Well, that's only if one's objects don't support pickle by default. A lot of 
classes do without any need for custom __reduce__ and __setstate__ methods. 
Since you're apparently not too familiar with pickle, I don't want you to get 
the false impression that it's a lot of trouble. I've used pickle a number of 
times and never had to write custom methods for it.



> Now, I don't know that I actually HAVE to pass my neural network and
> input data as copies -- they're both READ-ONLY objects for the
> duration of an evaluate function (which can go on for quite a while).
> So, I have also started to investigate shared-memory approaches.  I
> don't know how a shared-memory object is referenced by a subprocess
> yet, but presumably you pass a reference to the object, rather than
> the whole object.   Also, it appears that subprocesses also acquire a
> temporary lock over a shared memory object, and thus one process may
> well spend time waiting for another (individual CPU caches may
> sidestep this problem?) Anyway, an implementation of a shared-memory
> ndarray is here:

There's no standard shared memory implementation for Python. The mmap module is 
as close as you get. I wrote & support the posix_ipc and sysv_ipc modules which 
give you IPC primitives (shared memory and semaphores) in Python. They work 
well (IMHO) but they're *nix-only and much lower level than multiprocessing. If 
multiprocessing is like a kitchen well stocked with appliances, posix_ipc (and 
sysc_ipc) is like a box of sharp knives.

Note that mmap and my IPC modules don't expose Python objects. They expose raw 
bytes in memory. YOu're still going to have to jump through some hoops (...like 
pickle) to turn your Python objects into a bytestream and vice versa.

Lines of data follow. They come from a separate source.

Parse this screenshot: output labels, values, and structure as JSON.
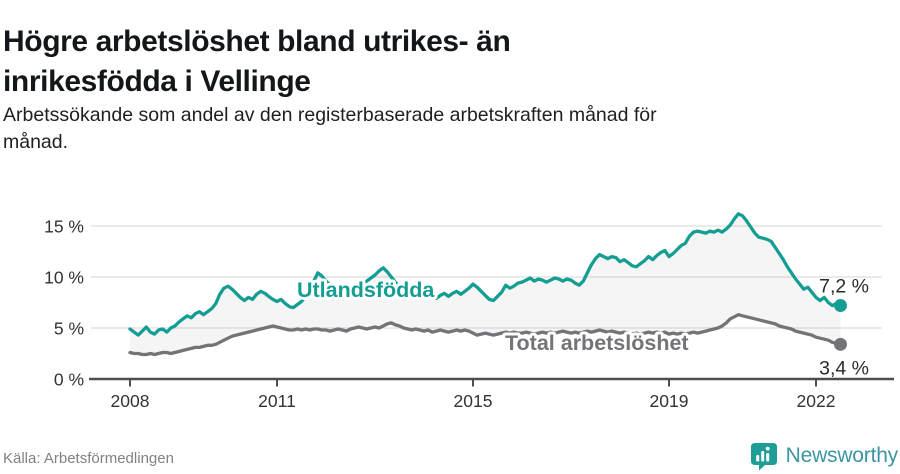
{
  "header": {
    "title_line1": "Högre arbetslöshet bland utrikes- än",
    "title_line2": "inrikesfödda i Vellinge",
    "subtitle_line1": "Arbetssökande som andel av den registerbaserade arbetskraften månad för",
    "subtitle_line2": "månad."
  },
  "footer": {
    "source": "Källa: Arbetsförmedlingen",
    "brand": "Newsworthy",
    "brand_icon": "bar-chart-badge-icon"
  },
  "colors": {
    "accent_teal": "#149E93",
    "series_gray": "#747478",
    "brand_text": "#3C96A2",
    "brand_icon": "#1E9E96",
    "grid": "#E4E4E4",
    "axis": "#4D4D4D",
    "tick_text": "#333333",
    "annotation_text": "#2B2B2B",
    "band_fill": "rgba(125,125,125,0.08)"
  },
  "chart_data": {
    "type": "line",
    "x_unit": "month",
    "x_start_year": 2008,
    "x_end_year": 2022.5,
    "x_ticks": [
      2008,
      2011,
      2015,
      2019,
      2022
    ],
    "y_ticks": [
      {
        "value": 0,
        "label": "0 %"
      },
      {
        "value": 5,
        "label": "5 %"
      },
      {
        "value": 10,
        "label": "10 %"
      },
      {
        "value": 15,
        "label": "15 %"
      }
    ],
    "ylim": [
      0,
      17
    ],
    "grid": true,
    "legend_position": "inline-labels",
    "series": [
      {
        "name": "Utlandsfödda",
        "color": "#149E93",
        "end_label": "7,2 %",
        "values": [
          4.9,
          4.6,
          4.3,
          4.7,
          5.1,
          4.6,
          4.4,
          4.8,
          4.9,
          4.6,
          5.0,
          5.2,
          5.6,
          5.9,
          6.2,
          6.0,
          6.4,
          6.6,
          6.3,
          6.6,
          6.9,
          7.4,
          8.3,
          8.9,
          9.1,
          8.8,
          8.4,
          8.0,
          7.7,
          8.0,
          7.8,
          8.3,
          8.6,
          8.4,
          8.1,
          7.8,
          7.6,
          7.8,
          7.4,
          7.1,
          7.0,
          7.3,
          7.6,
          8.1,
          8.8,
          9.6,
          10.4,
          10.1,
          9.6,
          9.2,
          8.9,
          9.1,
          8.8,
          8.6,
          8.9,
          9.2,
          9.0,
          9.3,
          9.6,
          9.9,
          10.2,
          10.6,
          10.9,
          10.5,
          10.0,
          9.5,
          9.0,
          8.6,
          8.3,
          8.1,
          8.3,
          8.0,
          8.2,
          8.4,
          8.1,
          7.9,
          8.2,
          8.4,
          8.1,
          8.4,
          8.6,
          8.3,
          8.6,
          8.9,
          9.3,
          9.0,
          8.6,
          8.2,
          7.8,
          7.7,
          8.1,
          8.5,
          9.2,
          8.9,
          9.1,
          9.4,
          9.5,
          9.7,
          9.9,
          9.6,
          9.8,
          9.7,
          9.5,
          9.7,
          9.9,
          9.8,
          9.6,
          9.8,
          9.7,
          9.4,
          9.2,
          9.6,
          10.4,
          11.2,
          11.8,
          12.2,
          12.0,
          11.8,
          12.0,
          11.9,
          11.5,
          11.7,
          11.4,
          11.1,
          11.0,
          11.3,
          11.6,
          12.0,
          11.7,
          12.1,
          12.4,
          12.6,
          12.0,
          12.3,
          12.7,
          13.1,
          13.3,
          14.0,
          14.4,
          14.5,
          14.4,
          14.3,
          14.5,
          14.4,
          14.6,
          14.4,
          14.7,
          15.1,
          15.7,
          16.2,
          16.0,
          15.5,
          14.9,
          14.3,
          13.9,
          13.8,
          13.7,
          13.5,
          12.9,
          12.3,
          11.7,
          11.0,
          10.4,
          9.8,
          9.3,
          8.8,
          9.0,
          8.5,
          8.0,
          7.7,
          8.0,
          7.5,
          7.2,
          7.4,
          7.2
        ]
      },
      {
        "name": "Total arbetslöshet",
        "color": "#747478",
        "end_label": "3,4 %",
        "values": [
          2.6,
          2.5,
          2.5,
          2.4,
          2.4,
          2.5,
          2.4,
          2.5,
          2.6,
          2.6,
          2.5,
          2.6,
          2.7,
          2.8,
          2.9,
          3.0,
          3.1,
          3.1,
          3.2,
          3.3,
          3.3,
          3.4,
          3.6,
          3.8,
          4.0,
          4.2,
          4.3,
          4.4,
          4.5,
          4.6,
          4.7,
          4.8,
          4.9,
          5.0,
          5.1,
          5.2,
          5.1,
          5.0,
          4.9,
          4.8,
          4.8,
          4.9,
          4.8,
          4.9,
          4.8,
          4.9,
          4.9,
          4.8,
          4.8,
          4.7,
          4.8,
          4.9,
          4.8,
          4.7,
          4.9,
          5.0,
          5.1,
          5.0,
          4.9,
          5.0,
          5.1,
          5.0,
          5.2,
          5.4,
          5.5,
          5.3,
          5.2,
          5.0,
          4.9,
          4.8,
          4.9,
          4.8,
          4.7,
          4.8,
          4.6,
          4.7,
          4.8,
          4.7,
          4.6,
          4.7,
          4.8,
          4.7,
          4.8,
          4.7,
          4.5,
          4.3,
          4.4,
          4.5,
          4.4,
          4.3,
          4.4,
          4.5,
          4.6,
          4.5,
          4.6,
          4.5,
          4.5,
          4.6,
          4.5,
          4.4,
          4.5,
          4.6,
          4.5,
          4.6,
          4.5,
          4.6,
          4.7,
          4.6,
          4.5,
          4.6,
          4.5,
          4.6,
          4.7,
          4.6,
          4.7,
          4.8,
          4.7,
          4.6,
          4.7,
          4.6,
          4.5,
          4.6,
          4.5,
          4.4,
          4.5,
          4.4,
          4.5,
          4.6,
          4.5,
          4.6,
          4.5,
          4.6,
          4.4,
          4.5,
          4.4,
          4.5,
          4.4,
          4.5,
          4.6,
          4.5,
          4.6,
          4.7,
          4.8,
          4.9,
          5.0,
          5.2,
          5.5,
          5.9,
          6.1,
          6.3,
          6.2,
          6.1,
          6.0,
          5.9,
          5.8,
          5.7,
          5.6,
          5.5,
          5.4,
          5.2,
          5.1,
          5.0,
          4.9,
          4.7,
          4.6,
          4.5,
          4.4,
          4.3,
          4.1,
          4.0,
          3.9,
          3.8,
          3.6,
          3.5,
          3.4
        ]
      }
    ]
  }
}
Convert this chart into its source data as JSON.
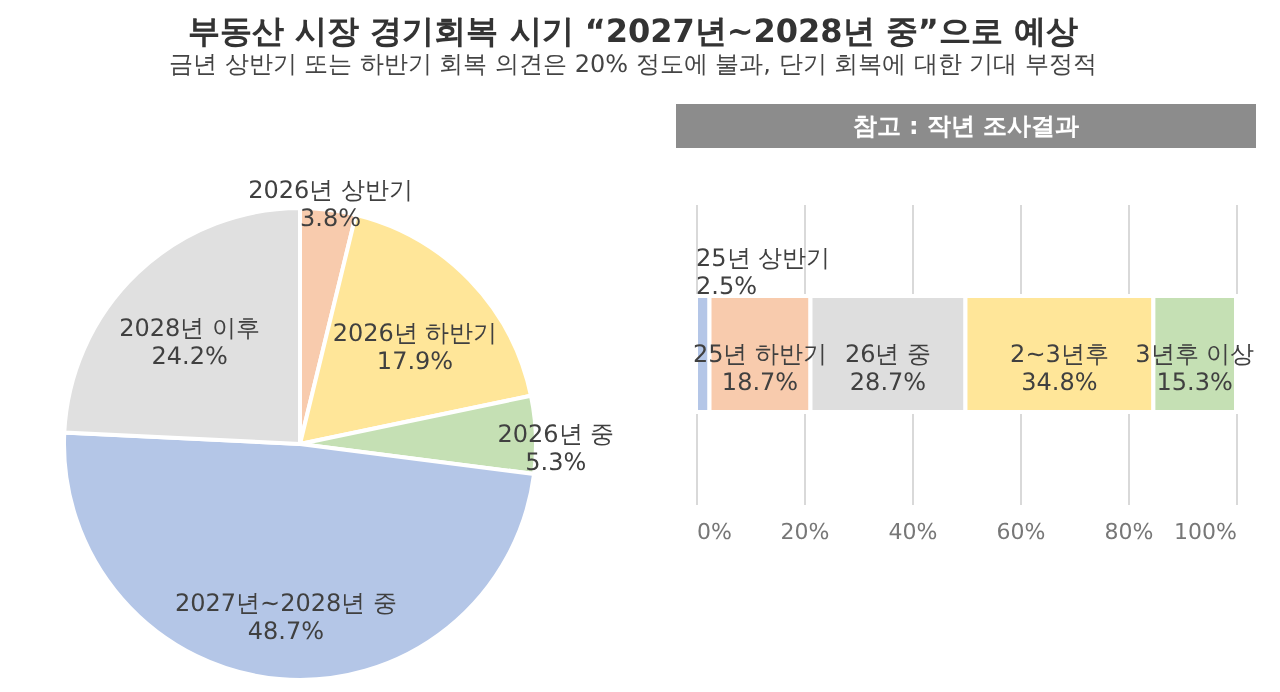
{
  "chart_data": [
    {
      "type": "pie",
      "title": "부동산 시장 경기회복 시기 “2027년~2028년 중”으로 예상",
      "subtitle": "금년 상반기 또는 하반기 회복 의견은 20% 정도에 불과, 단기 회복에 대한 기대 부정적",
      "categories": [
        "2026년 상반기",
        "2026년 하반기",
        "2026년 중",
        "2027년~2028년 중",
        "2028년 이후"
      ],
      "values": [
        3.8,
        17.9,
        5.3,
        48.7,
        24.2
      ],
      "colors": [
        "#f8cbad",
        "#ffe699",
        "#c5e0b4",
        "#b4c6e7",
        "#e0e0e0"
      ],
      "value_labels": [
        "3.8%",
        "17.9%",
        "5.3%",
        "48.7%",
        "24.2%"
      ]
    },
    {
      "type": "bar",
      "title": "참고 : 작년 조사결과",
      "orientation": "horizontal",
      "stacked": true,
      "categories": [
        null
      ],
      "series": [
        {
          "name": "25년 상반기",
          "color": "#b4c6e7",
          "values": [
            2.5
          ],
          "value_labels": [
            "2.5%"
          ]
        },
        {
          "name": "25년 하반기",
          "color": "#f8cbad",
          "values": [
            18.7
          ],
          "value_labels": [
            "18.7%"
          ]
        },
        {
          "name": "26년 중",
          "color": "#dedede",
          "values": [
            28.7
          ],
          "value_labels": [
            "28.7%"
          ]
        },
        {
          "name": "2~3년후",
          "color": "#ffe699",
          "values": [
            34.8
          ],
          "value_labels": [
            "34.8%"
          ]
        },
        {
          "name": "3년후 이상",
          "color": "#c5e0b4",
          "values": [
            15.3
          ],
          "value_labels": [
            "15.3%"
          ]
        }
      ],
      "xlim": [
        0,
        100
      ],
      "xticks": [
        {
          "value": 0,
          "label": "0%"
        },
        {
          "value": 20,
          "label": "20%"
        },
        {
          "value": 40,
          "label": "40%"
        },
        {
          "value": 60,
          "label": "60%"
        },
        {
          "value": 80,
          "label": "80%"
        },
        {
          "value": 100,
          "label": "100%"
        }
      ],
      "grid": "x"
    }
  ]
}
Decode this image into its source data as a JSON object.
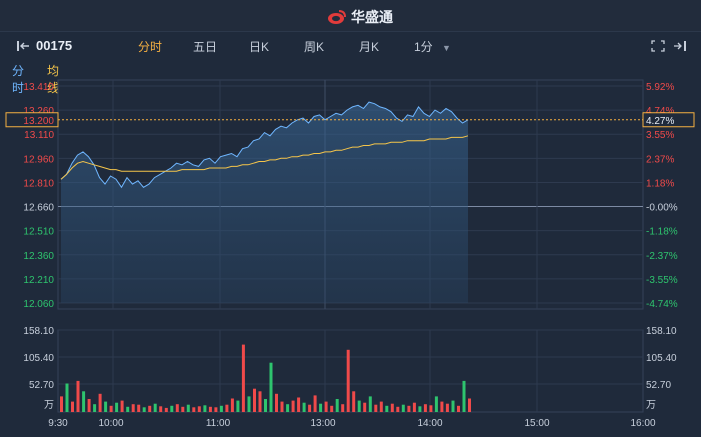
{
  "brand": {
    "name": "华盛通",
    "logo_icon": "huasheng-logo-icon"
  },
  "toolbar": {
    "ticker": "00175",
    "tabs": [
      {
        "label": "分时",
        "active": true
      },
      {
        "label": "五日",
        "active": false
      },
      {
        "label": "日K",
        "active": false
      },
      {
        "label": "周K",
        "active": false
      },
      {
        "label": "月K",
        "active": false
      },
      {
        "label": "1分",
        "active": false
      }
    ],
    "fullscreen_icon": "expand-icon",
    "exit_icon": "exit-icon"
  },
  "subtabs": {
    "intraday": "分时",
    "avg_line": "均线"
  },
  "colors": {
    "bg": "#1f2a3b",
    "up": "#f04a4a",
    "down": "#2ec46e",
    "price_line": "#6fb6ff",
    "avg_line": "#f5c54a",
    "current_box": "#f5b042"
  },
  "chart_data": {
    "type": "line",
    "price_axis_left": [
      "13.410",
      "13.260",
      "13.110",
      "12.960",
      "12.810",
      "12.660",
      "12.510",
      "12.360",
      "12.210",
      "12.060"
    ],
    "pct_axis_right": [
      "5.92%",
      "4.74%",
      "3.55%",
      "2.37%",
      "1.18%",
      "-0.00%",
      "-1.18%",
      "-2.37%",
      "-3.55%",
      "-4.74%"
    ],
    "current_price": "13.200",
    "current_pct": "4.27%",
    "prev_close": 12.66,
    "ylim": [
      12.06,
      13.41
    ],
    "volume_axis": [
      "158.10",
      "105.40",
      "52.70",
      "万"
    ],
    "volume_max": 158.1,
    "time_labels": [
      "9:30",
      "10:00",
      "11:00",
      "13:00",
      "14:00",
      "15:00",
      "16:00"
    ],
    "price_series": [
      12.83,
      12.86,
      12.93,
      12.98,
      13.0,
      12.97,
      12.92,
      12.84,
      12.8,
      12.85,
      12.83,
      12.78,
      12.84,
      12.8,
      12.82,
      12.78,
      12.8,
      12.84,
      12.86,
      12.88,
      12.9,
      12.93,
      12.92,
      12.94,
      12.92,
      12.91,
      12.95,
      12.96,
      12.93,
      12.97,
      12.98,
      12.99,
      12.97,
      13.02,
      13.03,
      13.07,
      13.08,
      13.12,
      13.1,
      13.14,
      13.16,
      13.15,
      13.18,
      13.2,
      13.21,
      13.18,
      13.22,
      13.23,
      13.2,
      13.22,
      13.24,
      13.23,
      13.26,
      13.28,
      13.29,
      13.27,
      13.31,
      13.3,
      13.28,
      13.27,
      13.25,
      13.21,
      13.19,
      13.23,
      13.22,
      13.28,
      13.24,
      13.22,
      13.26,
      13.24,
      13.27,
      13.25,
      13.21,
      13.18,
      13.2
    ],
    "avg_series": [
      12.83,
      12.86,
      12.9,
      12.93,
      12.94,
      12.93,
      12.92,
      12.91,
      12.9,
      12.89,
      12.89,
      12.88,
      12.88,
      12.88,
      12.88,
      12.88,
      12.88,
      12.88,
      12.88,
      12.88,
      12.88,
      12.88,
      12.89,
      12.89,
      12.89,
      12.89,
      12.89,
      12.9,
      12.9,
      12.9,
      12.9,
      12.91,
      12.91,
      12.92,
      12.92,
      12.93,
      12.94,
      12.94,
      12.95,
      12.95,
      12.96,
      12.96,
      12.97,
      12.97,
      12.98,
      12.98,
      12.99,
      12.99,
      13.0,
      13.0,
      13.01,
      13.01,
      13.02,
      13.03,
      13.03,
      13.04,
      13.04,
      13.05,
      13.05,
      13.05,
      13.06,
      13.06,
      13.06,
      13.07,
      13.07,
      13.07,
      13.07,
      13.08,
      13.08,
      13.08,
      13.08,
      13.09,
      13.09,
      13.09,
      13.1
    ],
    "volume_series": [
      {
        "v": 30,
        "up": true
      },
      {
        "v": 55,
        "up": false
      },
      {
        "v": 20,
        "up": true
      },
      {
        "v": 60,
        "up": true
      },
      {
        "v": 40,
        "up": false
      },
      {
        "v": 25,
        "up": true
      },
      {
        "v": 15,
        "up": false
      },
      {
        "v": 35,
        "up": true
      },
      {
        "v": 20,
        "up": false
      },
      {
        "v": 12,
        "up": true
      },
      {
        "v": 18,
        "up": false
      },
      {
        "v": 22,
        "up": true
      },
      {
        "v": 10,
        "up": false
      },
      {
        "v": 15,
        "up": true
      },
      {
        "v": 14,
        "up": true
      },
      {
        "v": 9,
        "up": false
      },
      {
        "v": 12,
        "up": true
      },
      {
        "v": 16,
        "up": false
      },
      {
        "v": 11,
        "up": true
      },
      {
        "v": 8,
        "up": true
      },
      {
        "v": 12,
        "up": false
      },
      {
        "v": 15,
        "up": true
      },
      {
        "v": 10,
        "up": true
      },
      {
        "v": 14,
        "up": false
      },
      {
        "v": 9,
        "up": true
      },
      {
        "v": 11,
        "up": true
      },
      {
        "v": 13,
        "up": false
      },
      {
        "v": 10,
        "up": true
      },
      {
        "v": 9,
        "up": true
      },
      {
        "v": 12,
        "up": false
      },
      {
        "v": 14,
        "up": true
      },
      {
        "v": 26,
        "up": true
      },
      {
        "v": 22,
        "up": false
      },
      {
        "v": 130,
        "up": true
      },
      {
        "v": 30,
        "up": false
      },
      {
        "v": 45,
        "up": true
      },
      {
        "v": 40,
        "up": true
      },
      {
        "v": 25,
        "up": false
      },
      {
        "v": 95,
        "up": false
      },
      {
        "v": 35,
        "up": true
      },
      {
        "v": 20,
        "up": true
      },
      {
        "v": 15,
        "up": false
      },
      {
        "v": 22,
        "up": true
      },
      {
        "v": 28,
        "up": true
      },
      {
        "v": 18,
        "up": false
      },
      {
        "v": 14,
        "up": true
      },
      {
        "v": 32,
        "up": true
      },
      {
        "v": 16,
        "up": false
      },
      {
        "v": 20,
        "up": true
      },
      {
        "v": 12,
        "up": true
      },
      {
        "v": 25,
        "up": false
      },
      {
        "v": 15,
        "up": true
      },
      {
        "v": 120,
        "up": true
      },
      {
        "v": 40,
        "up": true
      },
      {
        "v": 22,
        "up": false
      },
      {
        "v": 18,
        "up": true
      },
      {
        "v": 30,
        "up": false
      },
      {
        "v": 14,
        "up": true
      },
      {
        "v": 20,
        "up": true
      },
      {
        "v": 12,
        "up": false
      },
      {
        "v": 16,
        "up": true
      },
      {
        "v": 10,
        "up": true
      },
      {
        "v": 14,
        "up": false
      },
      {
        "v": 12,
        "up": true
      },
      {
        "v": 18,
        "up": true
      },
      {
        "v": 11,
        "up": false
      },
      {
        "v": 15,
        "up": true
      },
      {
        "v": 13,
        "up": true
      },
      {
        "v": 30,
        "up": false
      },
      {
        "v": 20,
        "up": true
      },
      {
        "v": 16,
        "up": true
      },
      {
        "v": 22,
        "up": false
      },
      {
        "v": 12,
        "up": true
      },
      {
        "v": 60,
        "up": false
      },
      {
        "v": 26,
        "up": true
      }
    ]
  }
}
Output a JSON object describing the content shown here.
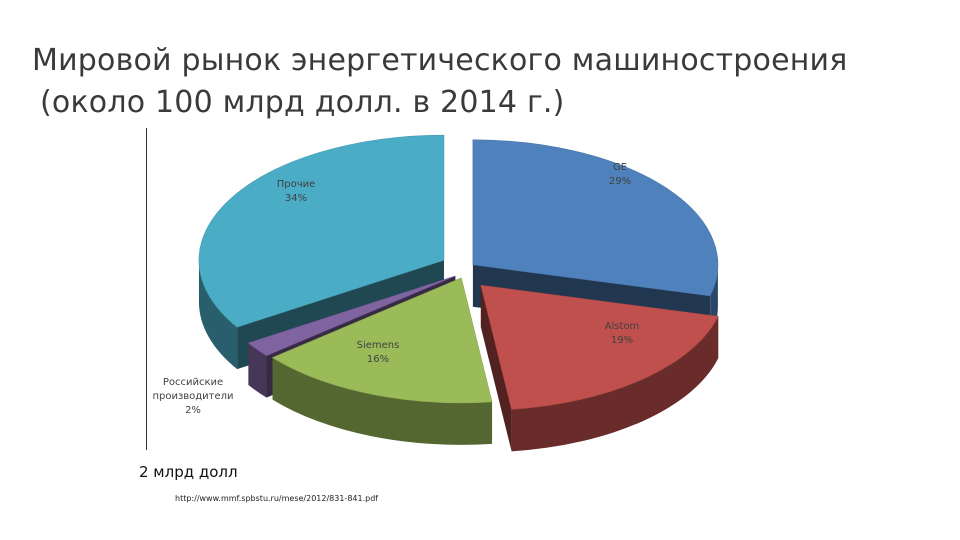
{
  "title": {
    "line1": "Мировой рынок энергетического машиностроения",
    "line2": "(около 100 млрд долл. в 2014 г.)"
  },
  "chart_data": {
    "type": "pie",
    "style": "3d-exploded",
    "slices": [
      {
        "name": "GE",
        "percent_label": "29%",
        "value": 29,
        "color": "#4f81bd"
      },
      {
        "name": "Alstom",
        "percent_label": "19%",
        "value": 19,
        "color": "#c0504d"
      },
      {
        "name": "Siemens",
        "percent_label": "16%",
        "value": 16,
        "color": "#9bbb59"
      },
      {
        "name": "Российские производители",
        "name_lines": [
          "Российские",
          "производители"
        ],
        "percent_label": "2%",
        "value": 2,
        "color": "#8064a2"
      },
      {
        "name": "Прочие",
        "percent_label": "34%",
        "value": 34,
        "color": "#4bacc6"
      }
    ]
  },
  "scale_note": "2 млрд долл",
  "source": "http://www.mmf.spbstu.ru/mese/2012/831-841.pdf"
}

What might be easier than fooling around with boxes of sharp knives is to 
convert your ndarray objects to Python lists. Lists are pickle-friendly and 
easy to turn back into ndarray objects once they've crossed the pickle 
boundary. 


> When should one pickle and copy?  When to implement an object in
> shared memory?  Why is pickling apparently such a non-trivial process
> anyway?  And, given that multi-core CPU's are apparently here to stay,
> should it be so difficult to make use of them?

My answers to these questions:

1) Depends
2) In Python, almost never unless you're using a nice wrapper like shmarray.py
3) I don't think it's non-trivial =)
4) No, definitely not. Python will only get better at working with multiple 
cores/CPUs, but there's plenty of room for improvement on the status quo.